Submitted to: Remote Sensing of Environment
Publication Type: Peer reviewed journal
Publication Acceptance Date: 4/29/2005
Publication Date: 7/31/2006
Citation: Bindlish, R., Jackson, T.J., Gasiewski, A., Klein, M., Njoku, E. 2006. Polarimetric scanning radiometer C and X band microwave observations during SMEX02. Remote Sensing of Environment. 103:127-139. Interpretive Summary: The effects of dense agricultural crop conditions on soil moisture retrieval using passive microwave remote sensing were evaluated using ground, aircraft and satellite observations as part of a large scale field campaign in Iowa (SMEX02). The measurement of soil moisture is important for understanding the global hydrologic cycle and its effect on weather and climate. Soil moisture has been difficult variable to measure on a consistent and spatially comprehensive basis in part due to its large spatial and temporal variability. Field campaigns and aircraft observations play an important role in developing and validating algorithms. In SMEX02, aircraft observations were collected using a new version of the Polarimetric Scanning Radiometer (PSR) that provided high spatial resolution measurements at the same low microwave frequencies used by the Advanced Microwave Scanning Radiometer (AMSR-E) on the NASA Aqua satellite. Some of the AMSR-E measurement channels were contaminated with anthropogenic radio frequency interference, which made comparison to the PSR invalid. Aircraft data along with ancillary data were used in a retrieval algorithm to map soil moisture. These soil moisture products provide a validation of the AMSR retrievals and suggest that for vegetation conditions typical of the SMEX02 region that the soil moisture retrieval algorithm can be applied with confidence, however, they also clearly show that vegetation is a very significant factor when interpreting C-band brightness temperatures for soil moisture. These results contribute to the accuracy and reliability of the soil moisture retrievals, which should lead to increased acceptance of the soil moisture products in applications involving hydrology and agriculture.

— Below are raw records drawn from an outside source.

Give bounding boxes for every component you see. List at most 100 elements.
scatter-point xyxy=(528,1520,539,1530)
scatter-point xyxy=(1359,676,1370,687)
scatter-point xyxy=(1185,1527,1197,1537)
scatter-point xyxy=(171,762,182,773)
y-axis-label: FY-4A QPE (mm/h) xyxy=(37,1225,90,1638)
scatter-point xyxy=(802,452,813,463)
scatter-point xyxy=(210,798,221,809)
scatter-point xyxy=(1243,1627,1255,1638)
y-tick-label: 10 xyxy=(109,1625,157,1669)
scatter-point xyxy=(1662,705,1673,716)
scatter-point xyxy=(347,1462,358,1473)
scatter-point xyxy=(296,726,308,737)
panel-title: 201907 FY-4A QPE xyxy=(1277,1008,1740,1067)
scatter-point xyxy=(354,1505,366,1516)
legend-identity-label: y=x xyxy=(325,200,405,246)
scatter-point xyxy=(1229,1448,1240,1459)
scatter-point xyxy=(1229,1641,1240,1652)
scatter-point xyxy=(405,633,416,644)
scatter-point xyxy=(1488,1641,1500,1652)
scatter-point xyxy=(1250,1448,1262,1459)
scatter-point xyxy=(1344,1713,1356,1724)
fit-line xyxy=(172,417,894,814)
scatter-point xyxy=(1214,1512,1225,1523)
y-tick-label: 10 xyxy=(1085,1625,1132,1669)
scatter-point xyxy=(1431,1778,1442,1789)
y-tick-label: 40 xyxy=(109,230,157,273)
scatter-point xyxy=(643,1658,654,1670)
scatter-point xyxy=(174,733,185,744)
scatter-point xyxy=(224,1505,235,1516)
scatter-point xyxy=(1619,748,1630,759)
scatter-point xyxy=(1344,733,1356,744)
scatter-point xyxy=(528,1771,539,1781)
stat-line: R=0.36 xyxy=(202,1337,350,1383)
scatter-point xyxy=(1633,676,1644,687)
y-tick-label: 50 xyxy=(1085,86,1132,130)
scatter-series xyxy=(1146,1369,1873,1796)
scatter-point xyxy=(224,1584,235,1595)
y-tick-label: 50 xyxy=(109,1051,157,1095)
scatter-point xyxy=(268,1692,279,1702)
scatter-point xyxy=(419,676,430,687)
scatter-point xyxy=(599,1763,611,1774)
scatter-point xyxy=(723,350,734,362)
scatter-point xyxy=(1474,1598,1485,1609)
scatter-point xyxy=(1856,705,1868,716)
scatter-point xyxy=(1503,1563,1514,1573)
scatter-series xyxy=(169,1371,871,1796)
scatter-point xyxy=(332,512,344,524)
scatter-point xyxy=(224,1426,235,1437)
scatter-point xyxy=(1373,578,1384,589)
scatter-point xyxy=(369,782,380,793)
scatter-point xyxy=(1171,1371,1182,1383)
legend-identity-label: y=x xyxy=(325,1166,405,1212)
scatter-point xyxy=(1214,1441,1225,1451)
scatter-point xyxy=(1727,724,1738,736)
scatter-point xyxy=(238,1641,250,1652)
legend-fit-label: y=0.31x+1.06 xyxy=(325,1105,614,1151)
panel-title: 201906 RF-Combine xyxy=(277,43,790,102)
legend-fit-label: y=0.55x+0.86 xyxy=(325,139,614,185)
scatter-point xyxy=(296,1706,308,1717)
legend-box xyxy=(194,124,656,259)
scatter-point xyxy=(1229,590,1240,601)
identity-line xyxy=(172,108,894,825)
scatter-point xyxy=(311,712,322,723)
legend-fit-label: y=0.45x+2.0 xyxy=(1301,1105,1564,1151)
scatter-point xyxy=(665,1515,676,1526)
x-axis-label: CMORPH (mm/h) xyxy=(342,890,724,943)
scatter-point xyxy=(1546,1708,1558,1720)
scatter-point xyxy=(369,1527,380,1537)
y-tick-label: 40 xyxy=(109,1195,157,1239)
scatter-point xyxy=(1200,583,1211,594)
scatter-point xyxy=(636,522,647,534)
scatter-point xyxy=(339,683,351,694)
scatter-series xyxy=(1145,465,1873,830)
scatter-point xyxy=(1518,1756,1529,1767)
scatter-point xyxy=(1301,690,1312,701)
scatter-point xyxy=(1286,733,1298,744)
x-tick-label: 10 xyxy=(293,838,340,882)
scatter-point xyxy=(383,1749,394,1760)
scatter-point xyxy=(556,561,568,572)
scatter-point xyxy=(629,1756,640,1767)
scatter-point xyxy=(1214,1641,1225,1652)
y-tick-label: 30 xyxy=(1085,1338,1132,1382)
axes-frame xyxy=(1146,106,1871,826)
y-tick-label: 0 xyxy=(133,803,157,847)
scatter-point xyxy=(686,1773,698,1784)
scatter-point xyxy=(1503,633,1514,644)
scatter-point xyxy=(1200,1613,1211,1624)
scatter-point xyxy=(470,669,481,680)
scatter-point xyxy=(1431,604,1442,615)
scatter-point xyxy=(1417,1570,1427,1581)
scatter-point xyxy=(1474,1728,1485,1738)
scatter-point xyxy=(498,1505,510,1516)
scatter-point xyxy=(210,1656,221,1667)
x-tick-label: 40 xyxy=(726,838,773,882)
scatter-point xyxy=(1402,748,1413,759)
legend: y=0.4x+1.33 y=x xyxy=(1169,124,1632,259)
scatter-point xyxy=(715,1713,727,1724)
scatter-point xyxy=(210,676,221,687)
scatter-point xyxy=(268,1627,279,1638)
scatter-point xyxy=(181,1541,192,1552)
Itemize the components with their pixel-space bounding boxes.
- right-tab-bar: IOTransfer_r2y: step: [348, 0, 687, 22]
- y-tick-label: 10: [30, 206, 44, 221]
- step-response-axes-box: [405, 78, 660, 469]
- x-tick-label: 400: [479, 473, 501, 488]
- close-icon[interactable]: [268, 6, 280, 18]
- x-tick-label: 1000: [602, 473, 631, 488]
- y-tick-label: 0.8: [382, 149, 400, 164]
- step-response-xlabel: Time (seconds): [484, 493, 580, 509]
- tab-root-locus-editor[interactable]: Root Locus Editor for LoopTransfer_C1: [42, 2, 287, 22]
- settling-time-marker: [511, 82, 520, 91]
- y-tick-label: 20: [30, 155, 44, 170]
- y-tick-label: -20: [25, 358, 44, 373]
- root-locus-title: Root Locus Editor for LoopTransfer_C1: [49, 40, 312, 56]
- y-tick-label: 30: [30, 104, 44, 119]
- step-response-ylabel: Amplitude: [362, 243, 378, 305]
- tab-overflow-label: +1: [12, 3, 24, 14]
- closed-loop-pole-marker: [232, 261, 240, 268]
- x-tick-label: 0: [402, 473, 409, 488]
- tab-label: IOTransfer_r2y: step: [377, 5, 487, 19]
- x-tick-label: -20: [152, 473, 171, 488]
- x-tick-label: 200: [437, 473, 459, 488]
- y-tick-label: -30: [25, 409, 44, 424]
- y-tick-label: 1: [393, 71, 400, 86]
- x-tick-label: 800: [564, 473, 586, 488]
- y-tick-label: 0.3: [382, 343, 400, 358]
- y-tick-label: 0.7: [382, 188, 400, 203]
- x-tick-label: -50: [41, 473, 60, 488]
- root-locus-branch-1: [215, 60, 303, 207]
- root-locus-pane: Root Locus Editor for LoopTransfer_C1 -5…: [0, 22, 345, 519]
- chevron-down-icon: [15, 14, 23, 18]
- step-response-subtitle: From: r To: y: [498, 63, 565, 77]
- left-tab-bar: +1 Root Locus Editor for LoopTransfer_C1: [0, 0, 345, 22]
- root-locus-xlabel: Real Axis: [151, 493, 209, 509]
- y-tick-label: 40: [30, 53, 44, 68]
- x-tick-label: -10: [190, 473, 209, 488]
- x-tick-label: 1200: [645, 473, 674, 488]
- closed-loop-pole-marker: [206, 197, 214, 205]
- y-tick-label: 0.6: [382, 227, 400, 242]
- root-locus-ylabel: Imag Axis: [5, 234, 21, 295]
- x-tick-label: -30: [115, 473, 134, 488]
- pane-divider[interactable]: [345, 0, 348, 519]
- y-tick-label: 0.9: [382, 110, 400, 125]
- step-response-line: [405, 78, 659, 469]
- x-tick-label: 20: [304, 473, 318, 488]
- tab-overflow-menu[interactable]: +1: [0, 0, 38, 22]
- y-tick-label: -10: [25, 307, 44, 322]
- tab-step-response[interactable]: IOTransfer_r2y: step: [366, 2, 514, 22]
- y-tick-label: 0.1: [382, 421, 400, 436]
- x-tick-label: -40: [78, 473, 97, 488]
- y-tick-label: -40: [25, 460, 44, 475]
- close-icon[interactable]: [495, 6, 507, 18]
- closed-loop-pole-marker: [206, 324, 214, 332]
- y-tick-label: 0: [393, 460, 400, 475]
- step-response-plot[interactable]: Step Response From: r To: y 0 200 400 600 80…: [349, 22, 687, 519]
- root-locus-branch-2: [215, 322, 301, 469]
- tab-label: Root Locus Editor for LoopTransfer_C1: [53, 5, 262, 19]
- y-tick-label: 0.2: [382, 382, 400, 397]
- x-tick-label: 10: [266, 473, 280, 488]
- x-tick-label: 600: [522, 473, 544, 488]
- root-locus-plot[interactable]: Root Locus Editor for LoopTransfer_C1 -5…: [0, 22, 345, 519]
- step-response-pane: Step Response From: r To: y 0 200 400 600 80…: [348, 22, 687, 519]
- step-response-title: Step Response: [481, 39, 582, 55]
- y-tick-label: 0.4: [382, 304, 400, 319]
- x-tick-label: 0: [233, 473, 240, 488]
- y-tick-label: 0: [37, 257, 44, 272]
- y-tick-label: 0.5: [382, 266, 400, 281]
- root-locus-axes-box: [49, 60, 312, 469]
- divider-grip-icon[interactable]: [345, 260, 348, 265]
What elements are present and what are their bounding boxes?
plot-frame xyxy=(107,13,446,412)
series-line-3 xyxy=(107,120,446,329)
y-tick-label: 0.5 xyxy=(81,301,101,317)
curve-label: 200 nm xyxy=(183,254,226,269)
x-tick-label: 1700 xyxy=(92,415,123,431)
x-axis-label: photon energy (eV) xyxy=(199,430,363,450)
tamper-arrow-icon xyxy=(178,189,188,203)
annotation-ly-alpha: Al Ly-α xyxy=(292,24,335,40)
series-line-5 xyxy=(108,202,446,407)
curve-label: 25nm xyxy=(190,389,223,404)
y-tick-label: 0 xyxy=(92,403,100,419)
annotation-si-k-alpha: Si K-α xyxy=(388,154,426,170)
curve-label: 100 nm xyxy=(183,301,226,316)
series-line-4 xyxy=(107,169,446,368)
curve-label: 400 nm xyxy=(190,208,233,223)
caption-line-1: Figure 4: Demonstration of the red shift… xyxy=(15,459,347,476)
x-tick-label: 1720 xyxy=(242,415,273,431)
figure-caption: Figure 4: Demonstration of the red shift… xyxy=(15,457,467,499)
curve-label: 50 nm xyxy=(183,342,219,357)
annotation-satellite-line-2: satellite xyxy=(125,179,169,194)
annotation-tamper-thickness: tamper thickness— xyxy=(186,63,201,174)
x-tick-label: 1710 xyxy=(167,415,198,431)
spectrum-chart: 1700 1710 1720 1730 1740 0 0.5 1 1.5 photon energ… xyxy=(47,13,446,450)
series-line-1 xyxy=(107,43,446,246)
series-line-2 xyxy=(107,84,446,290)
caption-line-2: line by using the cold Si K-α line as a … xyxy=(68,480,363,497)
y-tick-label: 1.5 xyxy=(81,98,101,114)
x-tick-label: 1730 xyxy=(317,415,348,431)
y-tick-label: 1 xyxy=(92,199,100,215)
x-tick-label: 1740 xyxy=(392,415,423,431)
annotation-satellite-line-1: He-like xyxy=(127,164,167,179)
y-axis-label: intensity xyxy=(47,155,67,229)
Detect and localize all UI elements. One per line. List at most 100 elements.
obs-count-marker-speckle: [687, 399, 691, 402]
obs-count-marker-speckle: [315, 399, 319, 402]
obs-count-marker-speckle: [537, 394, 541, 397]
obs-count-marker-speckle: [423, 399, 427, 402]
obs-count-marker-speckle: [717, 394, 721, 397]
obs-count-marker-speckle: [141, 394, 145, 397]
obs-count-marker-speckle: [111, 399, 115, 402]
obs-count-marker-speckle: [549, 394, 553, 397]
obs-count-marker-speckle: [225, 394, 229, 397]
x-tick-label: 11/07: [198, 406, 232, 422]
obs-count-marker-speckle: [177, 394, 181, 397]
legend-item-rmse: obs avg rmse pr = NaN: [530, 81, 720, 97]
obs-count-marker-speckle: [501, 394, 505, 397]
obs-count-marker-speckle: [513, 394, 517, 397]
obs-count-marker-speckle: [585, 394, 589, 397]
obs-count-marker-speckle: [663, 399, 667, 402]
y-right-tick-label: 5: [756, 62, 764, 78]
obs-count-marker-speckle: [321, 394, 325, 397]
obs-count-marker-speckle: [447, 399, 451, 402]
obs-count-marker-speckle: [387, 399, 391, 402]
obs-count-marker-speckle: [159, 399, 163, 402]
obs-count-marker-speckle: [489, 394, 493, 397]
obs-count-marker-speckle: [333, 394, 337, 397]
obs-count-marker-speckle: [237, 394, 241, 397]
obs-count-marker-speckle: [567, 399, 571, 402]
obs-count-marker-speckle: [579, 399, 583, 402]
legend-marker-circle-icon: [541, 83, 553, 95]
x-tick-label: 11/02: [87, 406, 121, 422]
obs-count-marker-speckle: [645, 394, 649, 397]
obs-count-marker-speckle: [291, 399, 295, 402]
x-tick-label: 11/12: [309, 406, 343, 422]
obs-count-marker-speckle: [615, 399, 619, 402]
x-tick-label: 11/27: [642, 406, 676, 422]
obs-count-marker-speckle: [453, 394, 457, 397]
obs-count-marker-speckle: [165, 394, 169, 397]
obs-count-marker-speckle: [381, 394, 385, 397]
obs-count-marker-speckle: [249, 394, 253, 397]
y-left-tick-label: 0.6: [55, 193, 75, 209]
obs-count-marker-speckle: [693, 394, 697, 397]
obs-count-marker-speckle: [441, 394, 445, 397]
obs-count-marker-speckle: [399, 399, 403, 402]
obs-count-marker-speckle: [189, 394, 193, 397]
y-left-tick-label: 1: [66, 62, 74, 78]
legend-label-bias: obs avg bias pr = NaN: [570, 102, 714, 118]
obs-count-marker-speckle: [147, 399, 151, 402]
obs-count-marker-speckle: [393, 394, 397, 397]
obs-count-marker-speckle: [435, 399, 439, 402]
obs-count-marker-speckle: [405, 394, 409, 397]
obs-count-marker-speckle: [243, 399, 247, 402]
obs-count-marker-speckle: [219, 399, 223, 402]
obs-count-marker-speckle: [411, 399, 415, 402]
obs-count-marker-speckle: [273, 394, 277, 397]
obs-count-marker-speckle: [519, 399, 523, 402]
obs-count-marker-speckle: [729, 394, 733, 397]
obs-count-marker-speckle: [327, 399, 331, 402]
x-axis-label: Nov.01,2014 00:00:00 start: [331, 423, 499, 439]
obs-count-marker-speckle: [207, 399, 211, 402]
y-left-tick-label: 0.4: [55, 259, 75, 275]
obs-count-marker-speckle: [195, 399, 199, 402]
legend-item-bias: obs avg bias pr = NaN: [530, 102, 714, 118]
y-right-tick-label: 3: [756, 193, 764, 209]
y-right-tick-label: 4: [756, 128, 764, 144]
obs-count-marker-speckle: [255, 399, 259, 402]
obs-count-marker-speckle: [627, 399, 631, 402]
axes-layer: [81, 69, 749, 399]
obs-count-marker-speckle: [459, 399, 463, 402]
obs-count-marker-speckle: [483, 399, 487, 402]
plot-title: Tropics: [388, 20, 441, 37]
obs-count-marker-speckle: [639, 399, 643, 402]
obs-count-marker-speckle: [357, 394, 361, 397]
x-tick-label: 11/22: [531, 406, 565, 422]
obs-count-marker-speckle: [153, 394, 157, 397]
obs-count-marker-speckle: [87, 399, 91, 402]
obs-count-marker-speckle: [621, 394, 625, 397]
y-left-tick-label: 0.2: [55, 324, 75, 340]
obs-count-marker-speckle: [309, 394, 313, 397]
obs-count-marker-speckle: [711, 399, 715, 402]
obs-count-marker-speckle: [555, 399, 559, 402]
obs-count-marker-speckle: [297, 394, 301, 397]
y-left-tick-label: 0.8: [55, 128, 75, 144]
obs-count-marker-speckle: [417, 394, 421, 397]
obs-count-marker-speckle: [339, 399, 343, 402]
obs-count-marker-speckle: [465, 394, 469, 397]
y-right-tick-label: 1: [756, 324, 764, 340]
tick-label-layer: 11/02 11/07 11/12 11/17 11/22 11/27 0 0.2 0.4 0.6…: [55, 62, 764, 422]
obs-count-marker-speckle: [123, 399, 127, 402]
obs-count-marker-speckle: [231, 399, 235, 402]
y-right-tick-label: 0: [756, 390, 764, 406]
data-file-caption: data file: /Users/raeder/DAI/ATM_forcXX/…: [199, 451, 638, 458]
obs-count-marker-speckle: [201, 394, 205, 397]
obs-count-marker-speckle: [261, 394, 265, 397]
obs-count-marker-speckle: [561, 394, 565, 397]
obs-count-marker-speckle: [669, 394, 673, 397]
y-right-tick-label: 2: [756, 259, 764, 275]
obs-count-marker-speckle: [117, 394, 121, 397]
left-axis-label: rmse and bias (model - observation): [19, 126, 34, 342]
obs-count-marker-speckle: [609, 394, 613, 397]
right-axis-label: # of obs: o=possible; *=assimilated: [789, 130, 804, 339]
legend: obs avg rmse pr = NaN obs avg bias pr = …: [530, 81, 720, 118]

Technical Abstract: Field experiments (SMEX02) were conducted to evaluate the effects of dense agricultural crop conditions on soil moisture retrieval using passive microwave remote sensing. Aircraft observations were collected using a new version of the Polarimetric Scanning Radiometer (PSR) that provided four C band and four X band frequencies. Observations were also available from the Aqua satellite Advanced Microwave Scanning Radiometer (AMSR) at these same frequencies. SMEX02 was conducted over a three-week period during the summer near Ames, Iowa. Corn and soybeans dominate the region. During the study period the corn was approaching it's peak water content state and the soybeans were at the mid point of the growth cycle. Aircraft observations are compared to ground observations and models to develop appropriate parameterizations to describe the effects of corn and soybeans on soil moisture retrieval are developed. Multiple altitude aircraft brightness temperatures were compared to AMSR-E observations to understand brightness temperature scaling and provide validation. The X-band observations from the two sensors were in reasonable agreement. The AMSR-E C-band observations were contaminated with anthropogenic RFI, which made comparison to the PSR invalid Aircraft data along with ancillary data were used in a retrieval algorithm to map soil moisture. The PSR estimated soil moisture retrievals on a field-by-field comparison had a standard error of estimate of 5.5%. The overall error reduced when high altitude soil moisture estimates were aggregated to 25 km resolution (same as AMSR-E EASE grid product resolution) (SEE ~ 2.85%). These soil moisture products provide a validation of the AMSR retrievals. PSR/CX soil moisture images show spatial and temporal patterns consistent with meteorological and soil conditions. The dynamic range of the PSR/CX observations indicates that reasonable soil moisture estimates can be obtained from AMSR, even in areas of high vegetation biomass content.